The police, who had been chasing Reid and Turner, saw the white car on Hildreth's property and at the same time saw Hildreth turn from the driveway. An officer of the State Police activated his lights to pull Hildreth over. Hildreth stopped the car in a high school parking lot, and the officer approached. Noticing Turner in the back seat, the officer reached for his weapon. Turner pointed his gun at the officer and the officer fled. Turner then put the gun to the back of Hildreth's head, and said, "Drive." When Hildreth was too scared to drive, Turner ordered him out of the car and assumed the driver's seat. Before Turner could leave, officers surrounded the car. They arrested Turner and Reid, and recovered Turner's gun and the pillowcase with $12, 000 in it.

United States v. Turner, 389 F.3d 111, 114 (4th Cir. 2004), cert. denied, 544 U.S. 935 (2005).

In her motion, Reid states that she intends to seek § 2255 relief based on the recent Supreme Court case of Rosemond v. United States, 134 S.Ct. 1240 (2014). In Rosemond, the defendant had been convicted of aiding and abetting a cohort in using or carrying a firearm during and in relation to a drug offense, in violation of 18 U.S.C. § 924(c). The Court reversed the conviction, finding that it had been error not to instruct the jury that in order to convict, it was necessary that the government prove that the defendant had advance knowledge that a gun would be used. 134 S.Ct. at 1251-52. Reid presumably would argue that this decision applies to the facts in her case.

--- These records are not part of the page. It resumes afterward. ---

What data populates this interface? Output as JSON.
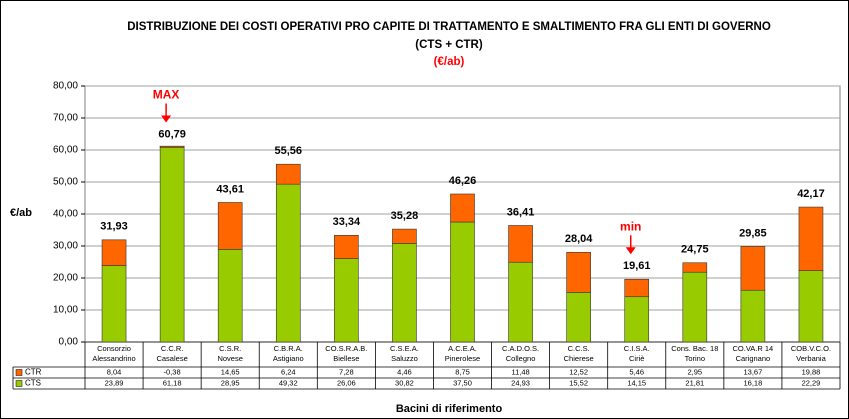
{
  "chart_data": {
    "type": "stacked_bar",
    "title": "DISTRIBUZIONE DEI COSTI OPERATIVI PRO CAPITE DI TRATTAMENTO E SMALTIMENTO FRA GLI ENTI DI GOVERNO",
    "subtitle": "(CTS + CTR)",
    "unit_label": "(€/ab)",
    "y_label": "€/ab",
    "x_label": "Bacini di riferimento",
    "categories": [
      [
        "Consorzio",
        "Alessandrino"
      ],
      [
        "C.C.R.",
        "Casalese"
      ],
      [
        "C.S.R.",
        "Novese"
      ],
      [
        "C.B.R.A.",
        "Astigiano"
      ],
      [
        "CO.S.R.A.B.",
        "Biellese"
      ],
      [
        "C.S.E.A.",
        "Saluzzo"
      ],
      [
        "A.C.E.A.",
        "Pinerolese"
      ],
      [
        "C.A.D.O.S.",
        "Collegno"
      ],
      [
        "C.C.S.",
        "Chierese"
      ],
      [
        "C.I.S.A.",
        "Ciriè"
      ],
      [
        "Cons. Bac. 18",
        "Torino"
      ],
      [
        "CO.VA.R 14",
        "Carignano"
      ],
      [
        "COB.V.C.O.",
        "Verbania"
      ]
    ],
    "series": [
      {
        "name": "CTR",
        "color": "#ff6600",
        "values": [
          8.04,
          -0.38,
          14.65,
          6.24,
          7.28,
          4.46,
          8.75,
          11.48,
          12.52,
          5.46,
          2.95,
          13.67,
          19.88
        ],
        "value_labels": [
          "8,04",
          "-0,38",
          "14,65",
          "6,24",
          "7,28",
          "4,46",
          "8,75",
          "11,48",
          "12,52",
          "5,46",
          "2,95",
          "13,67",
          "19,88"
        ]
      },
      {
        "name": "CTS",
        "color": "#99cc00",
        "values": [
          23.89,
          61.18,
          28.95,
          49.32,
          26.06,
          30.82,
          37.5,
          24.93,
          15.52,
          14.15,
          21.81,
          16.18,
          22.29
        ],
        "value_labels": [
          "23,89",
          "61,18",
          "28,95",
          "49,32",
          "26,06",
          "30,82",
          "37,50",
          "24,93",
          "15,52",
          "14,15",
          "21,81",
          "16,18",
          "22,29"
        ]
      }
    ],
    "totals": {
      "values": [
        31.93,
        60.79,
        43.61,
        55.56,
        33.34,
        35.28,
        46.26,
        36.41,
        28.04,
        19.61,
        24.75,
        29.85,
        42.17
      ],
      "value_labels": [
        "31,93",
        "60,79",
        "43,61",
        "55,56",
        "33,34",
        "35,28",
        "46,26",
        "36,41",
        "28,04",
        "19,61",
        "24,75",
        "29,85",
        "42,17"
      ]
    },
    "annotations": {
      "max": "MAX",
      "min": "min"
    },
    "ylim": [
      0,
      80
    ],
    "yticks": [
      {
        "value": 0,
        "label": "0,00"
      },
      {
        "value": 10,
        "label": "10,00"
      },
      {
        "value": 20,
        "label": "20,00"
      },
      {
        "value": 30,
        "label": "30,00"
      },
      {
        "value": 40,
        "label": "40,00"
      },
      {
        "value": 50,
        "label": "50,00"
      },
      {
        "value": 60,
        "label": "60,00"
      },
      {
        "value": 70,
        "label": "70,00"
      },
      {
        "value": 80,
        "label": "80,00"
      }
    ],
    "grid": true
  }
}
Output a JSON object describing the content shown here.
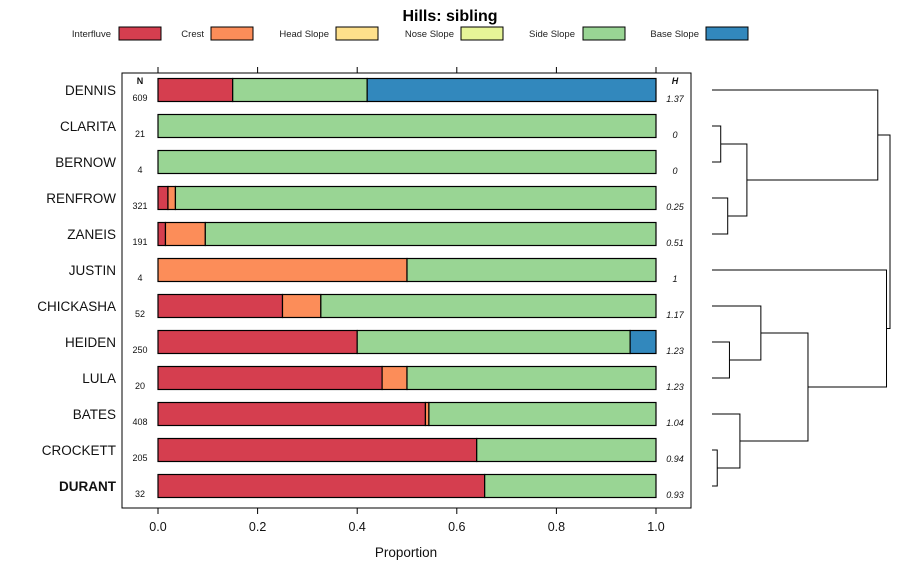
{
  "chart_data": {
    "type": "bar",
    "orientation": "horizontal",
    "stacked": true,
    "title": "Hills: sibling",
    "xlabel": "Proportion",
    "xlim": [
      0,
      1
    ],
    "x_ticks": [
      "0.0",
      "0.2",
      "0.4",
      "0.6",
      "0.8",
      "1.0"
    ],
    "n_header": "N",
    "h_header": "H",
    "legend": [
      {
        "name": "Interfluve",
        "color": "#D53E4F"
      },
      {
        "name": "Crest",
        "color": "#FC8D59"
      },
      {
        "name": "Head Slope",
        "color": "#FEE08B"
      },
      {
        "name": "Nose Slope",
        "color": "#E6F598"
      },
      {
        "name": "Side Slope",
        "color": "#99D594"
      },
      {
        "name": "Base Slope",
        "color": "#3288BD"
      }
    ],
    "rows": [
      {
        "label": "DENNIS",
        "n": "609",
        "h": "1.37",
        "bold": false,
        "values": [
          0.15,
          0,
          0,
          0,
          0.27,
          0.58
        ]
      },
      {
        "label": "CLARITA",
        "n": "21",
        "h": "0",
        "bold": false,
        "values": [
          0,
          0,
          0,
          0,
          1.0,
          0
        ]
      },
      {
        "label": "BERNOW",
        "n": "4",
        "h": "0",
        "bold": false,
        "values": [
          0,
          0,
          0,
          0,
          1.0,
          0
        ]
      },
      {
        "label": "RENFROW",
        "n": "321",
        "h": "0.25",
        "bold": false,
        "values": [
          0.02,
          0.015,
          0,
          0,
          0.965,
          0
        ]
      },
      {
        "label": "ZANEIS",
        "n": "191",
        "h": "0.51",
        "bold": false,
        "values": [
          0.015,
          0.08,
          0,
          0,
          0.905,
          0
        ]
      },
      {
        "label": "JUSTIN",
        "n": "4",
        "h": "1",
        "bold": false,
        "values": [
          0,
          0.5,
          0,
          0,
          0.5,
          0
        ]
      },
      {
        "label": "CHICKASHA",
        "n": "52",
        "h": "1.17",
        "bold": false,
        "values": [
          0.25,
          0.077,
          0,
          0,
          0.673,
          0
        ]
      },
      {
        "label": "HEIDEN",
        "n": "250",
        "h": "1.23",
        "bold": false,
        "values": [
          0.4,
          0,
          0,
          0,
          0.548,
          0.052
        ]
      },
      {
        "label": "LULA",
        "n": "20",
        "h": "1.23",
        "bold": false,
        "values": [
          0.45,
          0.05,
          0,
          0,
          0.5,
          0
        ]
      },
      {
        "label": "BATES",
        "n": "408",
        "h": "1.04",
        "bold": false,
        "values": [
          0.537,
          0.007,
          0,
          0,
          0.456,
          0
        ]
      },
      {
        "label": "CROCKETT",
        "n": "205",
        "h": "0.94",
        "bold": false,
        "values": [
          0.64,
          0,
          0,
          0,
          0.36,
          0
        ]
      },
      {
        "label": "DURANT",
        "n": "32",
        "h": "0.93",
        "bold": true,
        "values": [
          0.656,
          0,
          0,
          0,
          0.344,
          0
        ]
      }
    ],
    "dendrogram": {
      "note": "hierarchical clustering of rows; merge heights in relative dissimilarity units (0 = leaves)",
      "merges": [
        {
          "a": "CLARITA",
          "b": "BERNOW",
          "height": 0.05
        },
        {
          "a": "RENFROW",
          "b": "ZANEIS",
          "height": 0.09
        },
        {
          "a": "m0",
          "b": "m1",
          "height": 0.2
        },
        {
          "a": "DENNIS",
          "b": "m2",
          "height": 0.95
        },
        {
          "a": "HEIDEN",
          "b": "LULA",
          "height": 0.1
        },
        {
          "a": "CHICKASHA",
          "b": "m4",
          "height": 0.28
        },
        {
          "a": "CROCKETT",
          "b": "DURANT",
          "height": 0.03
        },
        {
          "a": "BATES",
          "b": "m6",
          "height": 0.16
        },
        {
          "a": "m5",
          "b": "m7",
          "height": 0.55
        },
        {
          "a": "JUSTIN",
          "b": "m8",
          "height": 1.0
        },
        {
          "a": "m3",
          "b": "m9",
          "height": 1.02
        }
      ]
    }
  }
}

Reid's problem is that she has previously filed an unsuccessful motion under § 2255. See Reid v. United States, No. 7:05CV00370, 2005 WL 3297444 (W.D. Va. Dec. 5, 2005) (denying motion because it stated no claim upon which relief could be granted). Without certification from the court of appeals, this court cannot consider a second or successive motion. See 28 U.S.C. § 2255(h). Moreover, the Supreme Court has not made its holding in Rosemond retroactive to cases on collateral review, thus foreclosing such a certification. See 28 U.S.C. § 2255(h)(2); In re Vial, 115 F.3d 1192, 1196-97 (4th Cir. 1997).

Accordingly, I do not find that Reid has presented sufficient grounds for obtaining the transcripts at public expense.

It is ORDERED that the motion (ECF No. 97) is DENIED.